Do You Want to Chatbot?
The top trend at this year’s Finovate (I’ve been attending since 2012): Chatbots for bank customers, with pseudohumans texting, emailing and conversing, answering your questions like: how much you’ve been spending; whether your paycheck was deposited and what to do with a bonus you received as well as helping you transfer cash between accounts; pay bills or find a nearby branch.
Finovate featured Clinc’s BankCoach (“a supersmart Siri for your finances,” said Clinc’s Andrew Bank), Yodlee’s Envestnet (“dynamic intelligence to make better financial decisions”) and Kore’s Banking Bot, among others. Kore’s Executive Vice President, Sales David Schreffler told the audience: “It’s not whether to have a bot, but how soon can you have one in the market?’
Perhaps the better question is: Are chatbots ready for customers?
A recent Forrester Research report warned that most banks should hold off offering chatbots for two to three years, until the artificial intelligence technology has improved. Said Forrester analyst Peter Wannemacher: “While someone may not fret much when ordering a taco is clunky or doesn’t work, the stakes are too high when it comes to actions and advice related to people’s money.”
Two New Offerings Worth Considering
Chatbots aside, I was intrigued by two offerings for Next Avenue’s 50+ audience: the AutoGravity car-financing service and the M1 Finance roboadviser.
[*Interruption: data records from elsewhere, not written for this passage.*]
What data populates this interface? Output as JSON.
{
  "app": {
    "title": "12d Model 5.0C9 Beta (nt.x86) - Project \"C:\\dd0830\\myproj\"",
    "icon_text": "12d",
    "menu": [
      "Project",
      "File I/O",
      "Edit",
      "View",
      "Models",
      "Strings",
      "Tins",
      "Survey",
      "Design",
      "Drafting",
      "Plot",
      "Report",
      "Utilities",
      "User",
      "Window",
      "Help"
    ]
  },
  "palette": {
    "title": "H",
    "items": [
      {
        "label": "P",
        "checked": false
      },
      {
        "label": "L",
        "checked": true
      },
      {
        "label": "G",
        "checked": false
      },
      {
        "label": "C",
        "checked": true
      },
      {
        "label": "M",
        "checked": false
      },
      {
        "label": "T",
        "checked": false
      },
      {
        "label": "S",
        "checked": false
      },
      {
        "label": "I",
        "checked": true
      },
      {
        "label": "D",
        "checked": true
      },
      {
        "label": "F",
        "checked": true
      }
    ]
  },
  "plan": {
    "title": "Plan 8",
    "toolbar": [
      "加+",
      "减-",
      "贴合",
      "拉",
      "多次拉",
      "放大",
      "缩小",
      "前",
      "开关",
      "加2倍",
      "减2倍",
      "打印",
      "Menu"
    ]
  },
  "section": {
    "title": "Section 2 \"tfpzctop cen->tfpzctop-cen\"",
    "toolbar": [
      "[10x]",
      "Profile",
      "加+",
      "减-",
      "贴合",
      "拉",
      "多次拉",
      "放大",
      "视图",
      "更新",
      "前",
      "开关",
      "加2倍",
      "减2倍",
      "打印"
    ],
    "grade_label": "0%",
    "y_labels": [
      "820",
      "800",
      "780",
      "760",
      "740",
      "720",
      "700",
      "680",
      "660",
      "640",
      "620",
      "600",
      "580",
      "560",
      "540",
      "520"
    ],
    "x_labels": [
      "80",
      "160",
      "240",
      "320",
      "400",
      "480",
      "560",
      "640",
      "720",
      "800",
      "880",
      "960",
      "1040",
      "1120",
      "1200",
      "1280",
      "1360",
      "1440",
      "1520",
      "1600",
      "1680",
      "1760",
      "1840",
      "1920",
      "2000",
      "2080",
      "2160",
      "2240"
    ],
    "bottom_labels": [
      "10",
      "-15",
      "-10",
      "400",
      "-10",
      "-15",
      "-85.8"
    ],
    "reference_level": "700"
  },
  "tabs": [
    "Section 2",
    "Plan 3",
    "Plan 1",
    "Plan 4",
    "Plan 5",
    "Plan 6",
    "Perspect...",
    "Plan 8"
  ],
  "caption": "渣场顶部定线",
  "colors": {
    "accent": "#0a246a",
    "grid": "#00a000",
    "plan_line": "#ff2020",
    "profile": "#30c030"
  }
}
AutoGravity, one of the six presenters voted Best of Show by the audience, aims to disrupt the new-car financing process. The premise: Know your payment options before walking into the dealership. Serge Vartanov, AutoGravity’s chief marketing officer, says the current system “is suffering from a customer experience gap and a technology gap. It’s where travel was 10 years ago and the taxi industry was five years ago.”
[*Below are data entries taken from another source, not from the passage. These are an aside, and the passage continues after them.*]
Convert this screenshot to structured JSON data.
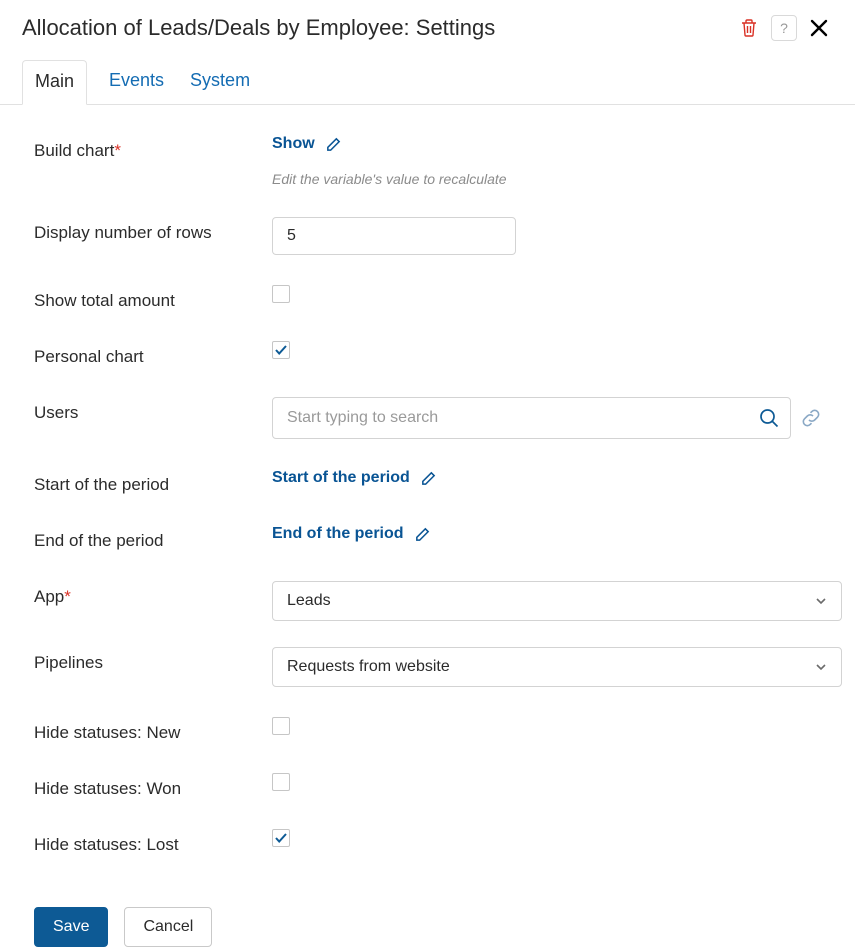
{
  "header": {
    "title": "Allocation of Leads/Deals by Employee: Settings"
  },
  "tabs": {
    "items": [
      {
        "label": "Main",
        "active": true
      },
      {
        "label": "Events",
        "active": false
      },
      {
        "label": "System",
        "active": false
      }
    ]
  },
  "form": {
    "build_chart": {
      "label": "Build chart",
      "required": true,
      "value": "Show",
      "hint": "Edit the variable's value to recalculate"
    },
    "display_rows": {
      "label": "Display number of rows",
      "value": "5"
    },
    "show_total": {
      "label": "Show total amount",
      "checked": false
    },
    "personal_chart": {
      "label": "Personal chart",
      "checked": true
    },
    "users": {
      "label": "Users",
      "placeholder": "Start typing to search"
    },
    "start_period": {
      "label": "Start of the period",
      "value": "Start of the period"
    },
    "end_period": {
      "label": "End of the period",
      "value": "End of the period"
    },
    "app": {
      "label": "App",
      "required": true,
      "value": "Leads"
    },
    "pipelines": {
      "label": "Pipelines",
      "value": "Requests from website"
    },
    "hide_new": {
      "label": "Hide statuses: New",
      "checked": false
    },
    "hide_won": {
      "label": "Hide statuses: Won",
      "checked": false
    },
    "hide_lost": {
      "label": "Hide statuses: Lost",
      "checked": true
    }
  },
  "footer": {
    "save": "Save",
    "cancel": "Cancel"
  }
}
Currently, AutoGravity offers a useful research tool that lets you compare new-car payments on particular models by downloading the app on iOS or Android or by going to the AutoGravity site. If you live in California, you can also use AutoGravity to zip through a financing application and get approved; that feature is due to expand to the 10 largest states by the end of this year and nationwide next year.
You’re not necessarily guaranteed the best financing terms that you might find by shopping around on your own, though. AutoGravity’s finance deals are with its affiliate lenders, which include carmakers and big banks. “We give you a set of options compared to the current experience where you need to spend hours researching,” Vartanov told me.
M1 Finance bills itself as an online roboadviser “for long-term investors.” Translation: You buy stocks and stock- or bond ETFs (no mutual funds) through M1 and note your investment allocation preferences — percentages to keep in different stock and bond sectors. M1 will then automatically rebalance your portfolio as necessary.
For example, when you want to sell a certain dollar amount, M1 will look to see which parts of your portfolio comprise a higher percentage than you initially wanted and will first sell from there. Similarly, when your stock dividends arrive, M1 deposits them in portions of your portfolio that are underweighted.
“It’s automation, but with customization,” said Brian Barnes, CEO and founder of M1 Finance. “It’s as easy to manage as a savings account.” And if you’d like to select one of M1’s template portfolios (savings, general investing, retirement), you can do that, too.
The long-term part? “Traditional wirehouse firms are trading platforms and charge by commission, so they push customers to make a ton of trades and you’re charged 10 bucks every time,” said Barnes. M1 charges a flat 0.35 percent per year and takes its cut quarterly.
In the future, he said, M1 hopes to add checking services and bill-paying features. But no chatbot for now.